A primary dimension of AI integration in higher education involves the practical adoption of AI technologies to enhance personalized learning, instructional efficiency, and administrative processes. An additional essential dimension of GenAI integration is student education on its ethical and effective use. Hazari
[11] and Vashishth et al.
[12] highlight the need for dedicated curricula focused on AI literacy, aiming to equip students with a robust understanding of both the capabilities and limitations of such technologies. Ajani et al.
[13] further call on educational institutions to reform their academic programs by incorporating both theoretical and practical training in AI, ensuring institutional readiness.
Furthermore, safeguarding academic integrity remains a central concern. Jarrah et al.

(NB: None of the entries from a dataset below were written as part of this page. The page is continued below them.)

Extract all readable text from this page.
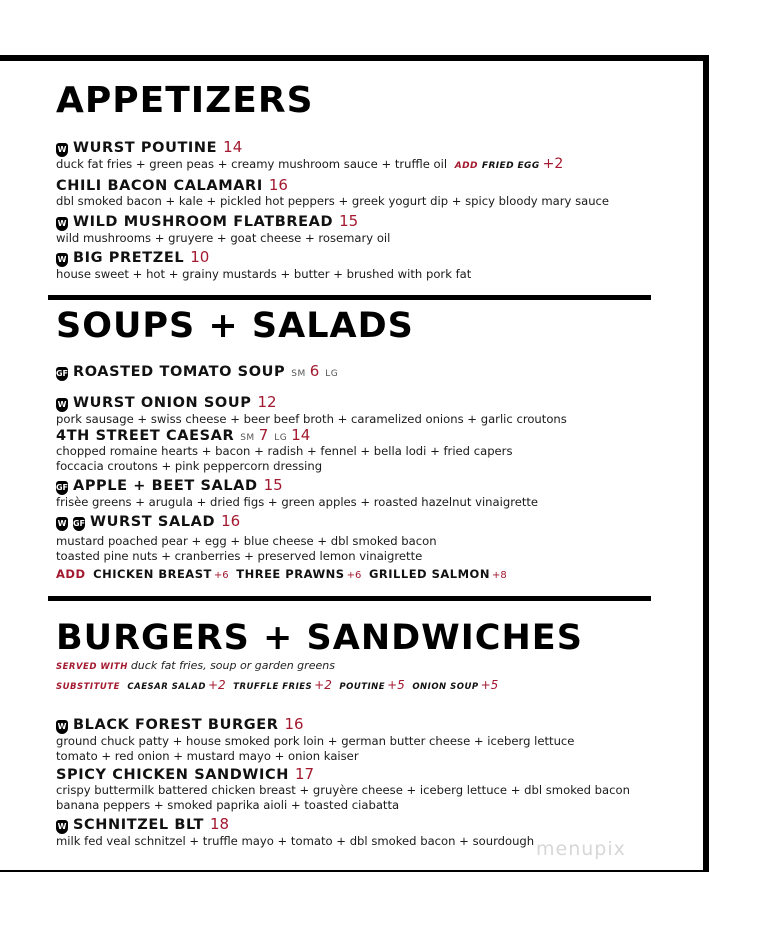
APPETIZERS
W WURST POUTINE 14
duck fat fries + green peas + creamy mushroom sauce + truffle oil ADD FRIED EGG +2
CHILI BACON CALAMARI 16
dbl smoked bacon + kale + pickled hot peppers + greek yogurt dip + spicy bloody mary sauce
W WILD MUSHROOM FLATBREAD 15
wild mushrooms + gruyere + goat cheese + rosemary oil
W BIG PRETZEL 10
house sweet + hot + grainy mustards + butter + brushed with pork fat
SOUPS + SALADS
GF ROASTED TOMATO SOUP SM 6 LG
W WURST ONION SOUP 12
pork sausage + swiss cheese + beer beef broth + caramelized onions + garlic croutons
4TH STREET CAESAR SM 7 LG 14
chopped romaine hearts + bacon + radish + fennel + bella lodi + fried capers
foccacia croutons + pink peppercorn dressing
GF APPLE + BEET SALAD 15
frisèe greens + arugula + dried figs + green apples + roasted hazelnut vinaigrette
W GF WURST SALAD 16
mustard poached pear + egg + blue cheese + dbl smoked bacon
toasted pine nuts + cranberries + preserved lemon vinaigrette
ADD CHICKEN BREAST +6 THREE PRAWNS +6 GRILLED SALMON +8
BURGERS + SANDWICHES
SERVED WITH duck fat fries, soup or garden greens
SUBSTITUTE CAESAR SALAD +2 TRUFFLE FRIES +2 POUTINE +5 ONION SOUP +5
W BLACK FOREST BURGER 16
ground chuck patty + house smoked pork loin + german butter cheese + iceberg lettuce
tomato + red onion + mustard mayo + onion kaiser
SPICY CHICKEN SANDWICH 17
crispy buttermilk battered chicken breast + gruyère cheese + iceberg lettuce + dbl smoked bacon
banana peppers + smoked paprika aioli + toasted ciabatta
W SCHNITZEL BLT 18
milk fed veal schnitzel + truffle mayo + tomato + dbl smoked bacon + sourdough menupix
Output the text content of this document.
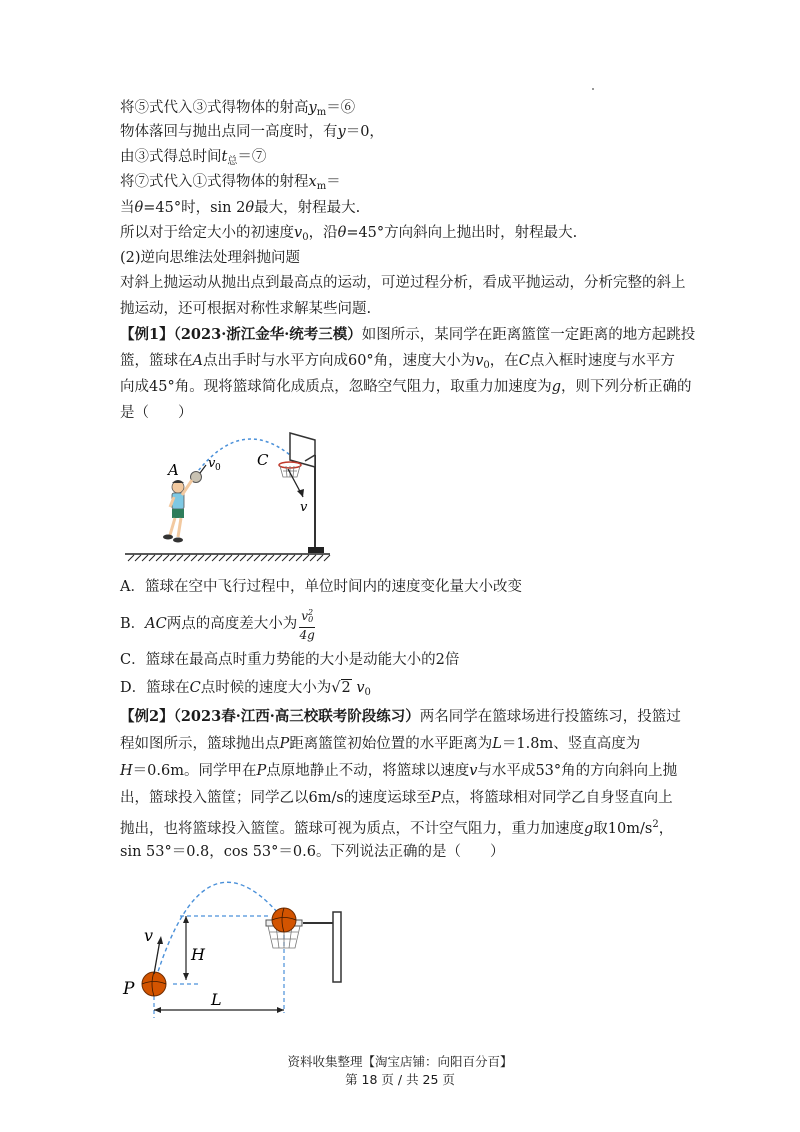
将⑤式代入③式得物体的射高$y_m=⑥$
物体落回与抛出点同一高度时，有y＝0，
由③式得总时间$t_总=⑦$
将⑦式代入①式得物体的射程$x_m=$
当θ=45°时，sin 2θ最大，射程最大.
所以对于给定大小的初速度$v_0$，沿θ=45°方向斜向上抛出时，射程最大.
(2)逆向思维法处理斜抛问题
对斜上抛运动从抛出点到最高点的运动，可逆过程分析，看成平抛运动，分析完整的斜上
抛运动，还可根据对称性求解某些问题.
【例1】（2023·浙江金华·统考三模）如图所示，某同学在距离篮筐一定距离的地方起跳投
篮，篮球在A点出手时与水平方向成60°角，速度大小为$v_0$，在C点入框时速度与水平方
向成45°角。现将篮球简化成质点，忽略空气阻力，取重力加速度为g，则下列分析正确的
是（　　）
A v 0 C
v
A．篮球在空中飞行过程中，单位时间内的速度变化量大小改变
B．AC两点的高度差大小为 $\frac{v^2_0}{4g}$
C．篮球在最高点时重力势能的大小是动能大小的2倍
D．篮球在C点时候的速度大小为√2 $v_0$
【例2】（2023春·江西·高三校联考阶段练习）两名同学在篮球场进行投篮练习，投篮过
程如图所示，篮球抛出点P距离篮筐初始位置的水平距离为L＝1.8m、竖直高度为
H＝0.6m。同学甲在P点原地静止不动，将篮球以速度v与水平成53°角的方向斜向上抛
出，篮球投入篮筐；同学乙以6m/s的速度运球至P点，将篮球相对同学乙自身竖直向上
抛出，也将篮球投入篮筐。篮球可视为质点，不计空气阻力，重力加速度g取$10m/s^2$，
sin 53°＝0.8，cos 53°＝0.6。下列说法正确的是（　　）
v
H
P
L
资料收集整理【淘宝店铺：向阳百分百】
第 18 页 / 共 25 页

[14] examine the complex relationship between ChatGPT and plagiarism, urging the implementation of strict, transparent policies on the use of generative AI in academic work. These challenges, as Farahani and Ghasmi
[15] also argue, necessitate well-structured governance strategies that account for the pedagogical, ethical, and social consequences of AI deployment in higher education. Additionally, AI’s impact varies markedly across disciplines, with STEM fields benefiting differently compared to humanities and social sciences. These findings underscore the necessity of careful pedagogical design, continuous human oversight, and comprehensive institutional policies to harness AI’s benefits without compromising educational values. In sum, GenAI presents a promising yet demanding technological advancement—one that calls for balanced, carefully managed integration into university environments.
Based on the above, this entry constitutes a state-of-the-art, evidence-based synthesis of current uses of AI in higher education. A state-of-the-art review tends to address more current matters in contrast to the combined retrospective and current approaches of the literature review. The review intends to offer new perspectives on an issue and highlight potential areas in need of further research
[16]. By avoiding speculation or futuristic projections, it outlines established practices, institutional policies, educational applications, and pedagogical implications, serving as a reference point for educators, researchers, and policymakers alike. However, as an Encyclopedia entry, the purpose of this manuscript is not to provide exhaustive analysis of any single domain, but rather to integrate mature knowledge across pedagogy, ethics, and policy.
This entry is based on a targeted review of the recent scholarly literature, institutional reports, and policy documents published primarily between 2023 and 2025, with selective inclusion of earlier seminal works (e.g., on Intelligent Tutoring Systems) to provide historical context. Sources were identified through academic databases such as Scopus, Web of Science, and PubMed, as well as policy documents from international organizations (e.g., UNESCO and OECD). Sources were selected to provide a comprehensive, evidence-based overview of mature, evidence-based findings that illustrate established applications of AI in higher education. Emphasis was placed on well-established findings and expert consensus to inform educators, researchers, and policymakers. This approach ensures that the entry synthesizes robust and representative knowledge for reference purposes.